Use a to get many more witnesses. Find a unique witness in Z^{*}_{p} for each nonwitness. If d ∈ Z^{*}_{p} is a nonwitness, you have d^{p-1}\equiv 1 (mod p). Hence (da  mod  p)^{p-1} \not\equiv 1 and so da mod p is a witness. If  d_{1} and d_{2} are distinct nonwitnesses in Z^{*}_{p}, then d_{1} a mod p \neq d_{2}a mod p. Otherwise, (d_{1}-d_{2}) a\equiv 0 (mod p), and thus (d_{1}-d_{2}) a = cp for some integer c. But d_{1} and d_{2} are in Z^{*}_{p}, and thus (d_{1}-d_{2})\lt p, so a= cp/ (d_{1}-d_{2}) and p have a factor greater than 1 in common, which is impossible because a and p are relatively prime. Thus, the number of witnesses in Z^{*}_{p} must be as large as the number of nonwitnesses in  Z^{*}_{p}, and consequently at least half of the members of Z^{*}_{p} are witnesses.

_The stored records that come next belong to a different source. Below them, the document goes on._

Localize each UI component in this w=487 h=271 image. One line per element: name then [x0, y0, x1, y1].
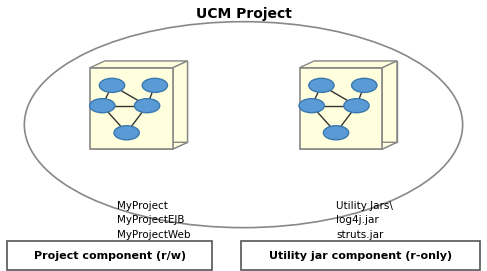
Circle shape	[323, 126, 349, 140]
Circle shape	[352, 78, 377, 92]
Polygon shape	[173, 61, 187, 149]
Polygon shape	[90, 142, 187, 149]
Text: Utility Jars\
log4j.jar
struts.jar
. . . .: Utility Jars\ log4j.jar struts.jar . . .…	[336, 201, 393, 255]
FancyBboxPatch shape	[300, 68, 382, 149]
Text: MyProject
MyProjectEJB
MyProjectWeb: MyProject MyProjectEJB MyProjectWeb	[117, 201, 190, 240]
Ellipse shape	[24, 22, 463, 228]
Circle shape	[114, 126, 139, 140]
Text: Utility jar component (r-only): Utility jar component (r-only)	[269, 251, 452, 260]
Polygon shape	[300, 61, 397, 68]
Circle shape	[299, 99, 324, 113]
Text: Project component (r/w): Project component (r/w)	[34, 251, 186, 260]
FancyBboxPatch shape	[7, 241, 212, 270]
FancyBboxPatch shape	[314, 61, 397, 142]
FancyBboxPatch shape	[105, 61, 187, 142]
Circle shape	[134, 99, 160, 113]
Circle shape	[344, 99, 369, 113]
FancyBboxPatch shape	[90, 68, 173, 149]
Circle shape	[99, 78, 125, 92]
Text: UCM Project: UCM Project	[196, 7, 291, 21]
Polygon shape	[300, 142, 397, 149]
Polygon shape	[382, 61, 397, 149]
Circle shape	[90, 99, 115, 113]
Circle shape	[309, 78, 334, 92]
FancyBboxPatch shape	[241, 241, 480, 270]
Circle shape	[142, 78, 168, 92]
Polygon shape	[90, 61, 187, 68]
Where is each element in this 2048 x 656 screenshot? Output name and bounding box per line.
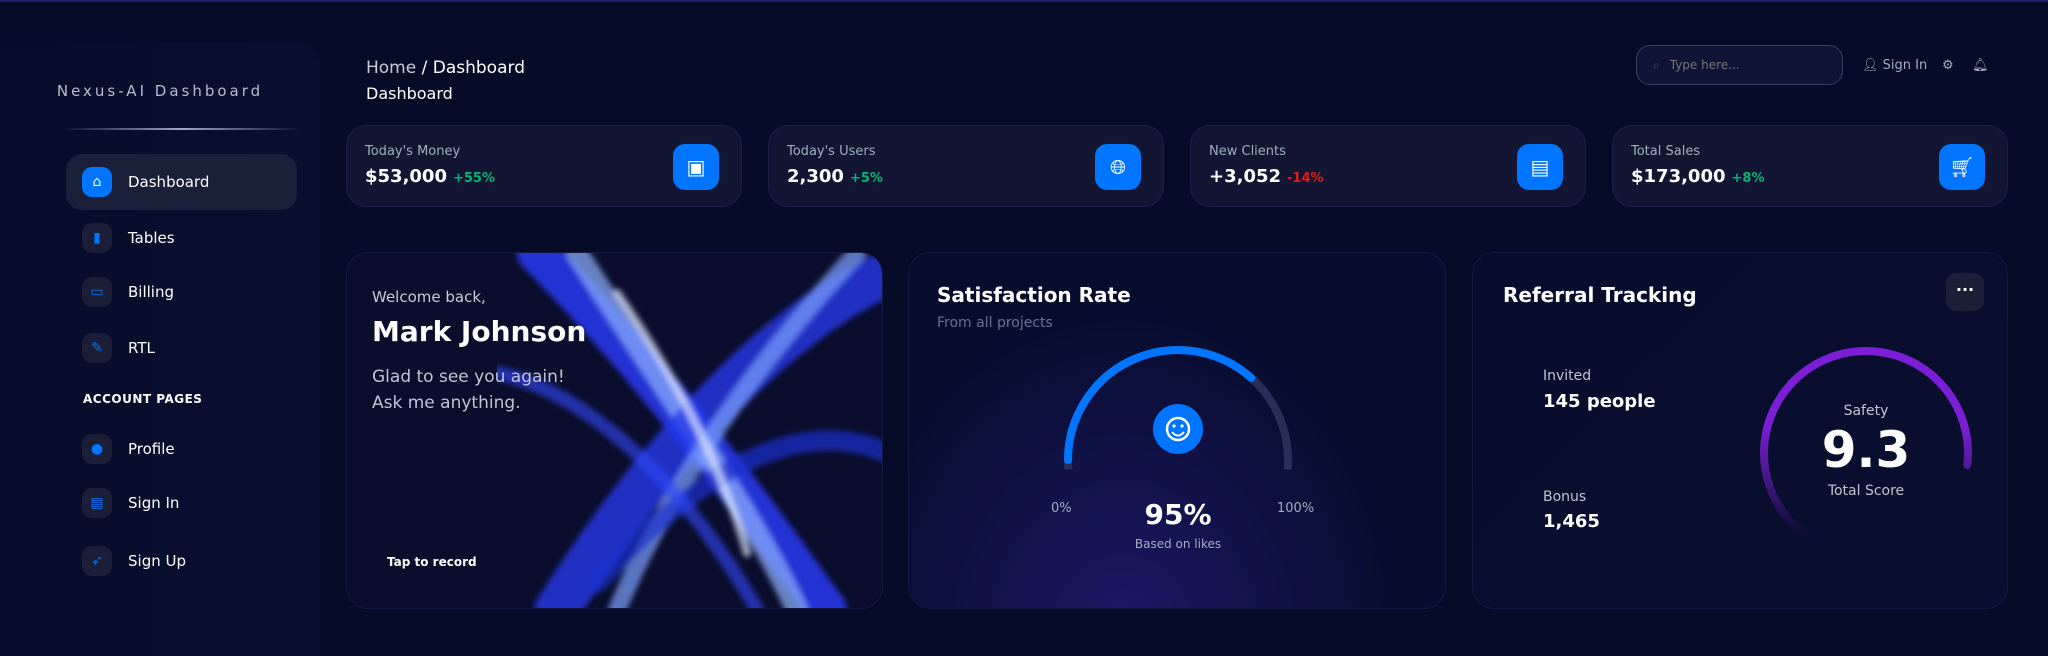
- stat-label: Total Sales: [1631, 144, 1701, 159]
- sidebar-item-billing[interactable]: ▭ Billing: [66, 264, 297, 320]
- user-name: Mark Johnson: [372, 315, 587, 348]
- breadcrumb-home[interactable]: Home: [366, 58, 417, 78]
- stat-label: Today's Users: [787, 144, 876, 159]
- gauge-fill: [1760, 347, 1972, 541]
- score-label: Total Score: [1827, 483, 1905, 499]
- user-icon: ●: [82, 434, 112, 464]
- stat-label: Today's Money: [365, 144, 461, 159]
- stat-value-row: $173,000 +8%: [1631, 166, 1764, 187]
- settings-icon[interactable]: ⚙: [1942, 58, 1954, 73]
- stat-value: $173,000: [1631, 166, 1726, 187]
- stat-change: +8%: [1731, 171, 1765, 186]
- score-value: 9.3: [1821, 421, 1911, 479]
- section-label: ACCOUNT PAGES: [83, 392, 203, 406]
- message-line-1: Glad to see you again!: [372, 367, 565, 387]
- satisfaction-caption: Based on likes: [1134, 537, 1222, 551]
- satisfaction-value: 95%: [1144, 498, 1212, 531]
- document-icon: ▤: [82, 488, 112, 518]
- breadcrumb: Home / Dashboard: [366, 58, 525, 78]
- sidebar-item-rtl[interactable]: ✎ RTL: [66, 320, 297, 376]
- rocket-icon: ➶: [82, 546, 112, 576]
- bonus-value: 1,465: [1543, 511, 1600, 532]
- stat-change: +5%: [849, 171, 883, 186]
- label: Tables: [128, 229, 175, 247]
- gauge-fill: [1064, 346, 1256, 464]
- breadcrumb-current: Dashboard: [432, 58, 525, 78]
- gauge-max-label: 100%: [1277, 501, 1315, 516]
- card-subtitle: From all projects: [937, 315, 1053, 331]
- tap-to-record-button[interactable]: Tap to record: [387, 555, 477, 569]
- label: Sign In: [1882, 58, 1928, 73]
- message-line-2: Ask me anything.: [372, 393, 521, 413]
- page-title: Dashboard: [366, 84, 453, 103]
- greeting: Welcome back,: [372, 288, 486, 306]
- stat-card: Today's Money $53,000 +55% ▣: [346, 125, 742, 207]
- divider: [62, 128, 302, 130]
- stat-card: Today's Users 2,300 +5% 🌐︎: [768, 125, 1164, 207]
- bar-chart-icon: ▮: [82, 223, 112, 253]
- card-title: Satisfaction Rate: [937, 283, 1131, 307]
- stat-value: +3,052: [1209, 166, 1282, 187]
- label: Sign Up: [128, 552, 186, 570]
- sidebar-item-sign-up[interactable]: ➶ Sign Up: [66, 533, 297, 589]
- sidebar: [0, 42, 320, 656]
- label: Dashboard: [128, 173, 210, 191]
- referral-card: Referral Tracking ··· Invited 145 people…: [1472, 252, 2008, 609]
- label: Sign In: [128, 494, 180, 512]
- stat-card: Total Sales $173,000 +8% 🛒︎: [1612, 125, 2008, 207]
- sidebar-item-profile[interactable]: ● Profile: [66, 421, 297, 477]
- satisfaction-card: Satisfaction Rate From all projects 0% 1…: [908, 252, 1446, 609]
- breadcrumb-separator: /: [421, 58, 428, 78]
- gauge-label: Safety: [1843, 403, 1889, 419]
- invited-label: Invited: [1543, 368, 1592, 384]
- more-options-button[interactable]: ···: [1946, 273, 1984, 311]
- label: Profile: [128, 440, 175, 458]
- document-icon: ▤: [1517, 144, 1563, 190]
- stat-value-row: $53,000 +55%: [365, 166, 495, 187]
- invited-value: 145 people: [1543, 391, 1656, 412]
- sidebar-item-sign-in[interactable]: ▤ Sign In: [66, 475, 297, 531]
- gauge-min-label: 0%: [1051, 501, 1072, 516]
- cart-icon: 🛒︎: [1939, 144, 1985, 190]
- bell-icon[interactable]: 🔔︎: [1972, 58, 1989, 73]
- card-title: Referral Tracking: [1503, 283, 1697, 307]
- abstract-background-image: [497, 253, 882, 608]
- label: Billing: [128, 283, 174, 301]
- home-icon: ⌂: [82, 167, 112, 197]
- safety-gauge: [1760, 347, 1972, 541]
- globe-icon: 🌐︎: [1095, 144, 1141, 190]
- user-icon: 👤︎: [1862, 58, 1879, 73]
- smile-icon: [1153, 404, 1203, 454]
- sidebar-item-dashboard[interactable]: ⌂ Dashboard: [66, 154, 297, 210]
- stat-value-row: +3,052 -14%: [1209, 166, 1324, 187]
- stat-card: New Clients +3,052 -14% ▤: [1190, 125, 1586, 207]
- sign-in-link[interactable]: 👤︎ Sign In: [1862, 58, 1927, 73]
- credit-card-icon: ▭: [82, 277, 112, 307]
- stat-value: $53,000: [365, 166, 447, 187]
- stat-value-row: 2,300 +5%: [787, 166, 883, 187]
- stat-change: +55%: [452, 171, 495, 186]
- satisfaction-gauge: [1064, 345, 1292, 470]
- search-icon: ⌕: [1653, 57, 1660, 72]
- stat-label: New Clients: [1209, 144, 1286, 159]
- brand-logo: Nexus-AI Dashboard: [56, 82, 264, 100]
- search-input[interactable]: [1669, 58, 1820, 72]
- search-box[interactable]: ⌕: [1636, 45, 1843, 85]
- label: RTL: [128, 339, 155, 357]
- sidebar-item-tables[interactable]: ▮ Tables: [66, 210, 297, 266]
- wallet-icon: ▣: [673, 144, 719, 190]
- welcome-card: Welcome back, Mark Johnson Glad to see y…: [346, 252, 883, 609]
- stat-value: 2,300: [787, 166, 844, 187]
- wrench-icon: ✎: [82, 333, 112, 363]
- stat-change: -14%: [1287, 171, 1324, 186]
- bonus-label: Bonus: [1543, 489, 1587, 505]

Next, show that every member b of Z^{+}_{p} that is not relatively prime to p is a witness. If b and p share a factor, then b^{e} and p share that factor for any e \gt 0. Hence b^{p-1} \not\equiv 1 (mod p). Therefore, you can conclude that at least half of the members of Z^{+}_{p} are witnesses.